Some authors, over time, weave themselves into your reading life! When I was in high school, I read a book by Nevil Shute called On the Beach, a story about nuclear war. I remember only a few details of the story after so many years, but I vividly remember the powerful emotional impact it had on me. Then, years later, when my children were young, the Hubby and I enjoyed watching a series on Masterpiece Theatre called A Town Like Alice, based on a book by Nevil Shute. Again, it had a powerful emotional impact on me and I still consider it one of my favorites from many years of stories we’ve watched on Masterpiece Theatre.

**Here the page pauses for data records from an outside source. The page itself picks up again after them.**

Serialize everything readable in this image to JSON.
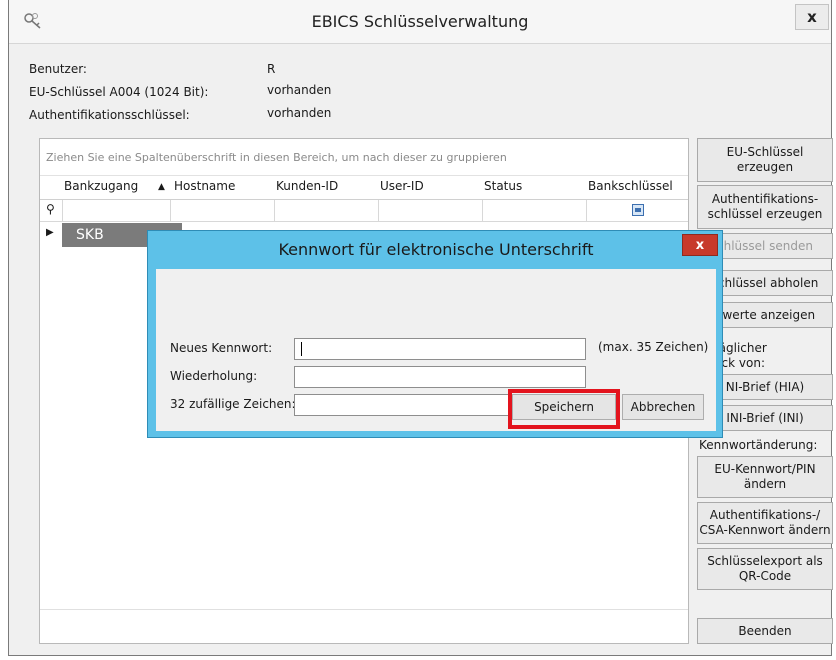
{
  "window": {
    "title": "EBICS Schlüsselverwaltung",
    "close_glyph": "x",
    "icon": "keys-icon"
  },
  "info": {
    "rows": [
      {
        "label": "Benutzer:",
        "value": "R"
      },
      {
        "label": "EU-Schlüssel A004 (1024 Bit):",
        "value": "vorhanden"
      },
      {
        "label": "Authentifikationsschlüssel:",
        "value": "vorhanden"
      }
    ]
  },
  "grid": {
    "group_hint": "Ziehen Sie eine Spaltenüberschrift in diesen Bereich, um nach dieser zu gruppieren",
    "sort_glyph": "▲",
    "columns": [
      "Bankzugang",
      "Hostname",
      "Kunden-ID",
      "User-ID",
      "Status",
      "Bankschlüssel"
    ],
    "filter_pin": "⚲",
    "row_indicator": "▶",
    "rows": [
      {
        "Bankzugang": "SKB"
      }
    ]
  },
  "side": {
    "buttons": [
      "EU-Schlüssel erzeugen",
      "Authentifikations-schlüssel erzeugen",
      "chlüssel senden",
      "schlüssel abholen",
      "hwerte anzeigen"
    ],
    "label_1": "träglicher",
    "label_2": "ruck von:",
    "buttons_2": [
      "NI-Brief (HIA)",
      "INI-Brief (INI)"
    ],
    "label_3": "Kennwortänderung:",
    "buttons_3": [
      "EU-Kennwort/PIN ändern",
      "Authentifikations-/ CSA-Kennwort ändern",
      "Schlüsselexport als QR-Code"
    ],
    "quit": "Beenden"
  },
  "dialog": {
    "title": "Kennwort für elektronische Unterschrift",
    "close_glyph": "x",
    "fields": [
      {
        "label": "Neues Kennwort:",
        "value": ""
      },
      {
        "label": "Wiederholung:",
        "value": ""
      },
      {
        "label": "32 zufällige Zeichen:",
        "value": ""
      }
    ],
    "max_hint": "(max. 35 Zeichen)",
    "save": "Speichern",
    "cancel": "Abbrechen",
    "highlight_color": "#e3141e"
  }
}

Last month, I discovered the audiobook of A Town Like Alice was available through Audible. I downloaded it and enjoyed listening to it while knitting, and was delighted to discover how much I enjoy Nevil Shute’s writing and storytelling. This was an amazing story of love, survival, resilience, and hope during and after World War II. When I finished it, I didn’t want to leave his storytelling presence, so I downloaded another of his books. Pied Piper, the story of a 70-year-old Englishman who was able to lead 7 young children to safety during World War II, also captured my heart and I had a hard time taking off the earphones, listening to it in record time!
So over my lifetime of reading, Nevil Shute has “visited” me numerous times. Each time, I have appreciated that he tells his stories with honesty and emotional integrity; that his characters are ordinary people thrust into extraordinary times and who meet those challenges with courage and kindness. He reminds me that one person can make a difference.
I look forward to reading my next book by Nevil Shute, and welcome his stories of good and caring people into the fabric of my reading life.
Things change. That’s for sure. The husband and I are are coming up soon on the one-year anniversary of our retirement, and retirement is the biggest change we’ve made in many a year, with plenty of adjustments to make and challenges to face, but it has been very positive for us, I’m happy to say.
If I admit to being retirement age, then I must admit, also, to some of the changes that are inevitable as I move into that age/stage. In my case, it’s hearing loss and getting hearing aids. As any teacher knows, and any hearing specialist will confirm, spending 27 years in a classroom can be hard on the ears. My classroom for most of those 27 years was particularly bad because it had metal walls. So lots of voices, and ventilation systems noise, and bells ringing loudly, have finally taken their toll. (I should probably add into the mix those very loud concerts I used to enjoy — including Jimmy Hendrix and Janis Joplin!) The sum total is that I now need hearing aids.
But I’m really jazzed about them because all of a sudden I can hear nuances again! I can hear my daughter’s quiet voice without having her repeat everything she says to me! My husband no longer mumbles. And, I decided that since I need hearing aids, I deserve some special stuff to go along with them. So along with the hearing aids, I ordered a bluetooth “streamer” so that I can listen to audiobooks (or music) through my hearing aids. Sweet! I’m going to enjoy many, many audiobooks with such a nice system!
Can you see the wire?
My sweet streamer…
So, yes, big changes in my life, but that’s okay. I’ll be enjoying my audiobooks more than ever, and I will keep foremost in my mind something very wise that Alan Watts said about change:
The only way to make sense out of change is to plunge into it, move with it, and join the dance.